CO Card

In the Home tab, in the Define group, click the Media icon. From the ドロップダウンリスト select the Coating (CO) icon.

Note: The coating applies to all calculations following the CO card.

The CO card uses the material properties (label of the material) defined in the DI card. Therefore the DI card must be placed before the CO card. A layered medium is defined by referencing the labels of the materials to be used for the individual layers in the DL card.

Parameters:

Label of elements to coat

All segments or triangles with this label are coated.

No coating (as if CO card not present)

No coating present (as if the relevant label has no CO card). This is used to remove wire coatings from earlier solutions.

Wire coating (Popovic formulation)

In this case, the radius of the metallic core is changed internally to model the change in the capacitive loading of the wire and a corresponding inductive loading is added. The only restriction of this method is that the loss tangents of the wire coating and of the surrounding medium must be identical (for instance both media could be lossless).

Wire coating (volume equivalence principle)

This setting retains the radius of the metallic wire. The effect of the dielectric layer is accounted for by a volume polarisation current. The only restriction of this method is that the layer should not be magnetic in nature. This means that the relative permeability

μ_{r}

as well as the magnetic loss tangent

\tan δ_{u}

of the coating must be the same as those of the surrounding medium).

Electrically thin surface coating

This option adds multilayer dielectric/magnetic coatings to the surface triangles with the specified label. Different values for the permittivity and permeability of the layers are allowed, but the total coating must be electrically (that is relative to the wavelength in the coating) thin as well as geometrically thin (see the next item).

Dielectric / magnetic surface coating

This option adds electrically thick multilayer dielectric/magnetic coatings to the surface triangles with the specified label. This option requires that the total coating should be geometrically thin (relative to the triangle size, and as a result of the triangle size, also to the free space wavelength) as well as the curvature radius of the surface.

This option may also be used when using the MoM / MLFMM and a single-layered, electrically thick, but geometrically thin coating is applied.

Only for closed structures with a PEC surface and the normal vector pointing towards the source(s).
Coating is applied to both sides of the PEC surface, since fields will be zero where there is no sources.
The accuracy of this option is higher when the propagation constant is high (high losses / permeability / permittivity).

Material label

Label of the material (as specified in the DI card) that will be used as a coating.

Layered dielectric label

Label of the layered dielectric medium (as specified in the DL card) that will be used as a coating.

Thickness of coating

For surface coatings, the thickness h_n of each respective layer. For wire coatings this is the radius of the coating less the radius

ϱ

of the wire-core. This value is in metres and is scaled by the SF card.

Wire radius

Wire radius

ϱ

of the metallic wire, without layers, in metres (it is scaled by the SF card). This overrides the values specified in the IP card. This field is only applicable to wire coatings.

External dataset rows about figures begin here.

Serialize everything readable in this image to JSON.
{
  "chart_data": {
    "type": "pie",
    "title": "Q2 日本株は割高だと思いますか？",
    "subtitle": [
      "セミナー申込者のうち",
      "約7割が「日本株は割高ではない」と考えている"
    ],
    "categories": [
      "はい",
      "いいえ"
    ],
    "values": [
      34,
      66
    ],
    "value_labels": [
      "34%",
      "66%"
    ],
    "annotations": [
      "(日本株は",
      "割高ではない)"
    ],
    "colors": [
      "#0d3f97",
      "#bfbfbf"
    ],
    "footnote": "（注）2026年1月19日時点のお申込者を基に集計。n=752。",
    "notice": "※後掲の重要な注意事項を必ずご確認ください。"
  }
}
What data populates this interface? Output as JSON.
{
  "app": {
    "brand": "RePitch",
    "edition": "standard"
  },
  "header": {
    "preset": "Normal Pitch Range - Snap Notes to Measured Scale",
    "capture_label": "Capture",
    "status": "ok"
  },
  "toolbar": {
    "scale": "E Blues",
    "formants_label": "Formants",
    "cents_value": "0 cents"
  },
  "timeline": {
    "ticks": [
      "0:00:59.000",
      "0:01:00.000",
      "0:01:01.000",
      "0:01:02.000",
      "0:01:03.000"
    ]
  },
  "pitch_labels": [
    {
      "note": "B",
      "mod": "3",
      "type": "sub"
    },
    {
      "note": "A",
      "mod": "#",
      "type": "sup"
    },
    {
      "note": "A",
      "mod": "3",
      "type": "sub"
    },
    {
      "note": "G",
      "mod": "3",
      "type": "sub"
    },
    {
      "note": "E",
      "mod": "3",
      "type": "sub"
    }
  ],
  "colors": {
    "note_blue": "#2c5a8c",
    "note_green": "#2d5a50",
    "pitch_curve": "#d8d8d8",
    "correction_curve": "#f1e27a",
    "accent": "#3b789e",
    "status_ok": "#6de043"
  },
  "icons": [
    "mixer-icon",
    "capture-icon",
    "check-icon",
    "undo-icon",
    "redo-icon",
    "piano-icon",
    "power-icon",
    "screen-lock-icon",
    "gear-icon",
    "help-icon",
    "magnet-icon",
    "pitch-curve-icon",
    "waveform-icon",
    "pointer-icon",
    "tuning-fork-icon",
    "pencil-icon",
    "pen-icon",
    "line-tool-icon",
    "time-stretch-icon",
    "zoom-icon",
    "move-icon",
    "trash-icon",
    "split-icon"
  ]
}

When using the Popovic formulation for wire coatings, the following restrictions apply:

The loss tangent $\tan δ$ of the layer (which is calculated from the conductivity $σ$ and the relation $\tan δ = \frac{σ}{ω ε_{r} ε_{0}}$ ) has to be identical to the loss tangent of the surrounding medium.
Note: The surrounding medium usually is free space, and it is specified with the EG card.
Due to the change in the radius of the metallic core, no SK card should be active for the same label, otherwise the skin effect and/or the ohmic losses refers to the wire with changed radius.
For pure dielectric layers (that is the relative permeability $μ_{r}$ as well as the magnetic loss tangent $\tan δ_{u}$ of the layer are equal to those of the surrounding medium) the option Wire coating (Volume equivalence principle) is recommended.

Note: For wire coatings, no surface triangles with the same label are allowed. Likewise for surface coatings, no segments with the same label are allowed.

If the option Dielectric / magnetic surface coating (the electrically thick coating) is used, it must remain consistent for the whole Feko run. (It cannot be enabled for one solution and disabled for the next.) It is, however, allowed to change the thickness and the medium parameters of the coating.